Der Kanton Zug beteiligt sich laut einer Medienmitteilung während fünf Jahren mit total 39,35 Millionen Franken an den Aufbaukosten eines Instituts für Blockchain-Forschung. Das gemeinsame Projekt der Universität Luzern und der Hochschule Luzern soll den Kanton Zug zu einem internationalen Zentrum für die Blockchain-Forschung machen. Der Kantonsrat hat die Finanzierungsvorlage am 29. Februar verabschiedet.
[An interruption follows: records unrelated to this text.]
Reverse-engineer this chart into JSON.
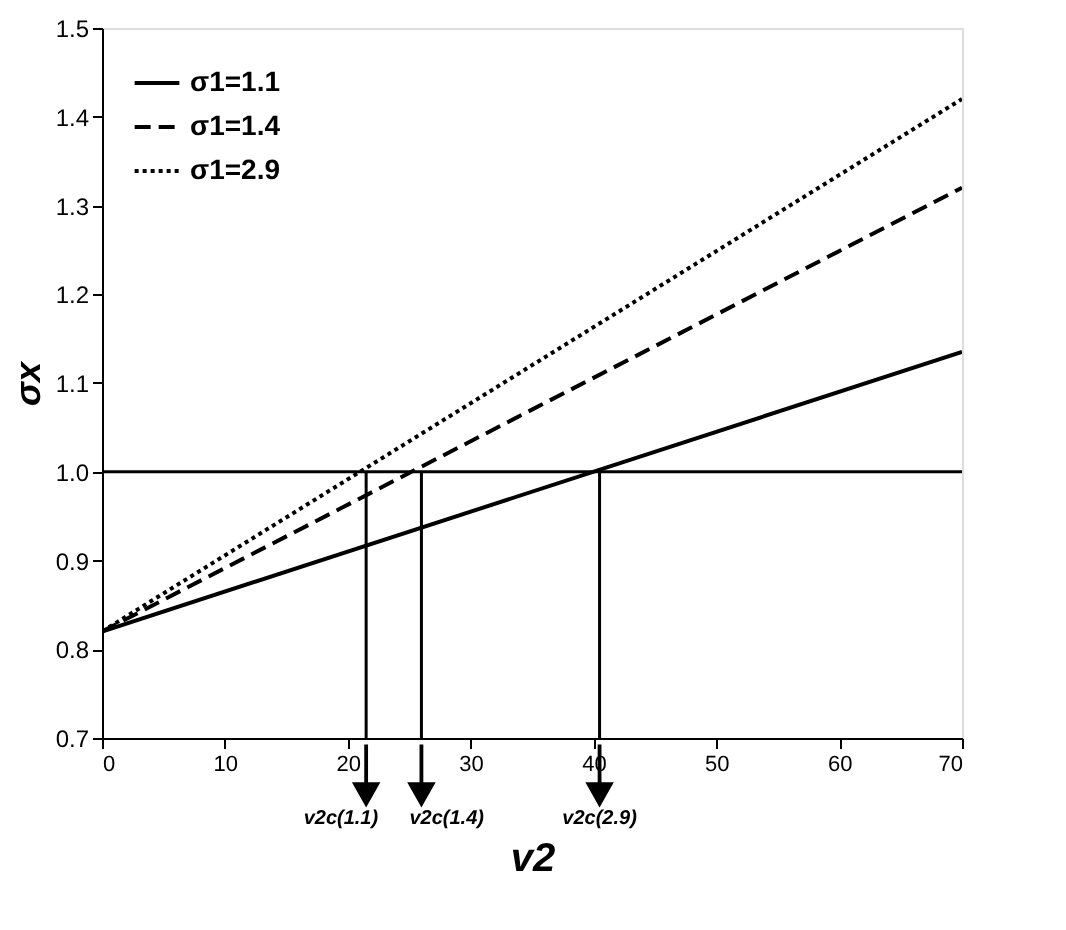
{
  "chart_data": {
    "type": "line",
    "xlabel": "v2",
    "ylabel": "σx",
    "series": [
      {
        "name": "σ1=1.1",
        "color": "#000000",
        "line_style": "solid",
        "x": [
          0,
          70
        ],
        "values": [
          0.82,
          1.135
        ]
      },
      {
        "name": "σ1=1.4",
        "color": "#000000",
        "line_style": "dashed",
        "x": [
          0,
          70
        ],
        "values": [
          0.82,
          1.32
        ]
      },
      {
        "name": "σ1=2.9",
        "color": "#000000",
        "line_style": "dotted",
        "x": [
          0,
          70
        ],
        "values": [
          0.82,
          1.42
        ]
      },
      {
        "type": "line",
        "color": "#000000",
        "line_style": "solid",
        "x": [
          21.5,
          21.5
        ],
        "values": [
          1.0,
          0.7
        ]
      },
      {
        "type": "line",
        "color": "#000000",
        "line_style": "solid",
        "x": [
          26,
          26
        ],
        "values": [
          1.0,
          0.7
        ]
      },
      {
        "type": "line",
        "color": "#000000",
        "line_style": "solid",
        "x": [
          40.5,
          40.5
        ],
        "values": [
          1.0,
          0.7
        ]
      }
    ],
    "xlim": [
      0,
      70
    ],
    "xticks": [
      0,
      10,
      20,
      30,
      40,
      50,
      60,
      70
    ],
    "ylim": [
      0.7,
      1.5
    ],
    "yticks": [
      0.7,
      0.8,
      0.9,
      {
        "value": 1.0,
        "label": "1.0"
      },
      1.1,
      1.2,
      1.3,
      1.4,
      1.5
    ],
    "ref_lines": [
      {
        "axis": "y",
        "value": 1.0,
        "color": "#000000",
        "line_style": "solid"
      }
    ],
    "annotations": [
      "v2c(1.1)",
      "v2c(1.4)",
      "v2c(2.9)"
    ],
    "grid": false,
    "legend": "top left",
    "marker": "none"
  }
}
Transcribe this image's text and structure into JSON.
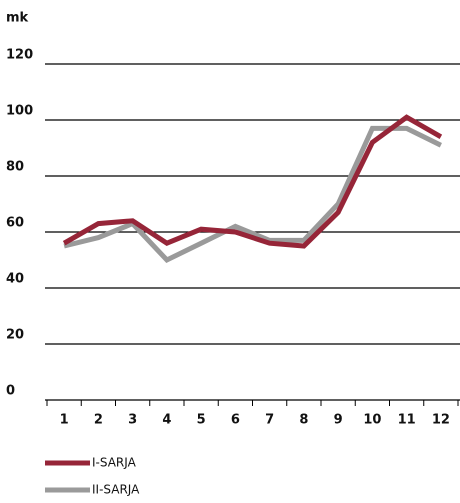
{
  "chart_data": {
    "type": "line",
    "y_label": "mk",
    "categories": [
      "1",
      "2",
      "3",
      "4",
      "5",
      "6",
      "7",
      "8",
      "9",
      "10",
      "11",
      "12"
    ],
    "series": [
      {
        "name": "I-SARJA",
        "color": "#962538",
        "values": [
          56,
          63,
          64,
          56,
          61,
          60,
          56,
          55,
          67,
          92,
          101,
          94
        ]
      },
      {
        "name": "II-SARJA",
        "color": "#9a9a9a",
        "values": [
          55,
          58,
          63,
          50,
          56,
          62,
          57,
          57,
          70,
          97,
          97,
          91
        ]
      }
    ],
    "ylim": [
      0,
      120
    ],
    "yticks": [
      0,
      20,
      40,
      60,
      80,
      100,
      120
    ],
    "grid": true
  }
}
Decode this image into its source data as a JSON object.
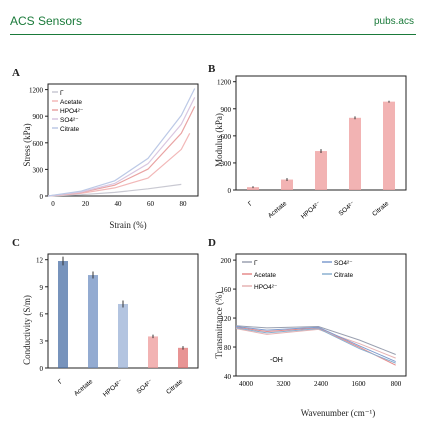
{
  "header": {
    "journal": "ACS Sensors",
    "site": "pubs.acs"
  },
  "colors": {
    "accent": "#1a7a3a",
    "series": [
      "#cc3333",
      "#e08080",
      "#4a6fa5",
      "#9ab0d6"
    ]
  },
  "panels": {
    "A": {
      "label": "A",
      "ylabel": "Stress (kPa)",
      "xlabel": "Strain (%)",
      "yticks": [
        "0",
        "300",
        "600",
        "900",
        "1200"
      ],
      "xticks": [
        "0",
        "20",
        "40",
        "60",
        "80"
      ],
      "legend": [
        "Γ",
        "Acetate",
        "HPO4²⁻",
        "SO4²⁻",
        "Citrate"
      ]
    },
    "B": {
      "label": "B",
      "ylabel": "Modulus (kPa)",
      "yticks": [
        "0",
        "300",
        "600",
        "900",
        "1200"
      ],
      "categories": [
        "Γ",
        "Acetate",
        "HPO4²⁻",
        "SO4²⁻",
        "Citrate"
      ]
    },
    "C": {
      "label": "C",
      "ylabel": "Conductivity (S/m)",
      "yticks": [
        "0",
        "3",
        "6",
        "9",
        "12"
      ],
      "categories": [
        "Γ",
        "Acetate",
        "HPO4²⁻",
        "SO4²⁻",
        "Citrate"
      ]
    },
    "D": {
      "label": "D",
      "ylabel": "Transmittance (%)",
      "xlabel": "Wavenumber (cm⁻¹)",
      "yticks": [
        "40",
        "80",
        "120",
        "160",
        "200"
      ],
      "xticks": [
        "4000",
        "3200",
        "2400",
        "1600",
        "800"
      ],
      "legend": [
        "Γ",
        "Acetate",
        "HPO4²⁻",
        "SO4²⁻",
        "Citrate"
      ],
      "annotation": "-OH"
    }
  },
  "chart_data": [
    {
      "type": "line",
      "title": "A",
      "xlabel": "Strain (%)",
      "ylabel": "Stress (kPa)",
      "xlim": [
        0,
        90
      ],
      "ylim": [
        0,
        1250
      ],
      "series": [
        {
          "name": "Γ",
          "x": [
            0,
            20,
            40,
            60,
            80
          ],
          "y": [
            0,
            15,
            40,
            80,
            130
          ]
        },
        {
          "name": "Acetate",
          "x": [
            0,
            20,
            40,
            60,
            80,
            85
          ],
          "y": [
            0,
            30,
            90,
            200,
            520,
            700
          ]
        },
        {
          "name": "HPO4²⁻",
          "x": [
            0,
            20,
            40,
            60,
            80,
            88
          ],
          "y": [
            0,
            40,
            120,
            300,
            700,
            1000
          ]
        },
        {
          "name": "SO4²⁻",
          "x": [
            0,
            20,
            40,
            60,
            80,
            88
          ],
          "y": [
            0,
            45,
            140,
            360,
            800,
            1100
          ]
        },
        {
          "name": "Citrate",
          "x": [
            0,
            20,
            40,
            60,
            80,
            88
          ],
          "y": [
            0,
            55,
            170,
            420,
            900,
            1200
          ]
        }
      ]
    },
    {
      "type": "bar",
      "title": "B",
      "ylabel": "Modulus (kPa)",
      "ylim": [
        0,
        1200
      ],
      "categories": [
        "Γ",
        "Acetate",
        "HPO4²⁻",
        "SO4²⁻",
        "Citrate"
      ],
      "values": [
        30,
        110,
        410,
        760,
        930
      ],
      "errors": [
        10,
        15,
        20,
        15,
        10
      ]
    },
    {
      "type": "bar",
      "title": "C",
      "ylabel": "Conductivity (S/m)",
      "ylim": [
        0,
        13
      ],
      "categories": [
        "Γ",
        "Acetate",
        "HPO4²⁻",
        "SO4²⁻",
        "Citrate"
      ],
      "values": [
        12.2,
        10.6,
        7.3,
        3.6,
        2.3
      ],
      "errors": [
        0.5,
        0.4,
        0.4,
        0.2,
        0.2
      ]
    },
    {
      "type": "line",
      "title": "D",
      "xlabel": "Wavenumber (cm⁻¹)",
      "ylabel": "Transmittance (%)",
      "xlim": [
        4000,
        700
      ],
      "ylim": [
        30,
        200
      ],
      "series": [
        {
          "name": "Γ",
          "x": [
            4000,
            3400,
            2400,
            1600,
            900
          ],
          "y": [
            100,
            97,
            99,
            80,
            60
          ]
        },
        {
          "name": "Acetate",
          "x": [
            4000,
            3400,
            2400,
            1600,
            900
          ],
          "y": [
            98,
            92,
            97,
            70,
            45
          ]
        },
        {
          "name": "HPO4²⁻",
          "x": [
            4000,
            3400,
            2400,
            1600,
            900
          ],
          "y": [
            96,
            88,
            95,
            75,
            55
          ]
        },
        {
          "name": "SO4²⁻",
          "x": [
            4000,
            3400,
            2400,
            1600,
            900
          ],
          "y": [
            99,
            94,
            98,
            72,
            50
          ]
        },
        {
          "name": "Citrate",
          "x": [
            4000,
            3400,
            2400,
            1600,
            900
          ],
          "y": [
            97,
            90,
            96,
            68,
            48
          ]
        }
      ]
    }
  ]
}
Da bis zur Frist vom 6. Mai kein Einspruch erhoben wurde, sei der Weg frei für die Gründung eines Zuger Instituts für Blockchain-Forschung an der Universität Luzern mit neun neuen Lehrstühlen. Laut einer weiteren Mitteilung der Universität Luzern wird ein sogenanntes An-Institut im Kanton Zug errichtet. Zudem soll der in Rotkreuz ansässige Blockchain-Bereich der Hochschule Luzern gestärkt werden. 

„Wir glauben, dass die Blockchain-Technologie das Potenzial hat, viele Bereiche unseres Lebens zu verändern, und wir wollen sicherstellen, dass wir an der Spitze dieser Entwicklung stehen", wird Heinz Tännler, Finanzdirektor des Kantons Zugs, zitiert. Mit Blockchain Zug werde ein innovatives Leuchtturmprojekt mit internationaler Strahlkraft lanciert. „Durch dieses Bildungsprojekt stärken wir den Wirtschaftsstandort Zug weiter, dies auch vor dem Hintergrund der am 1. Januar 2024 eingeführten OECD-Mindestbesteuerung."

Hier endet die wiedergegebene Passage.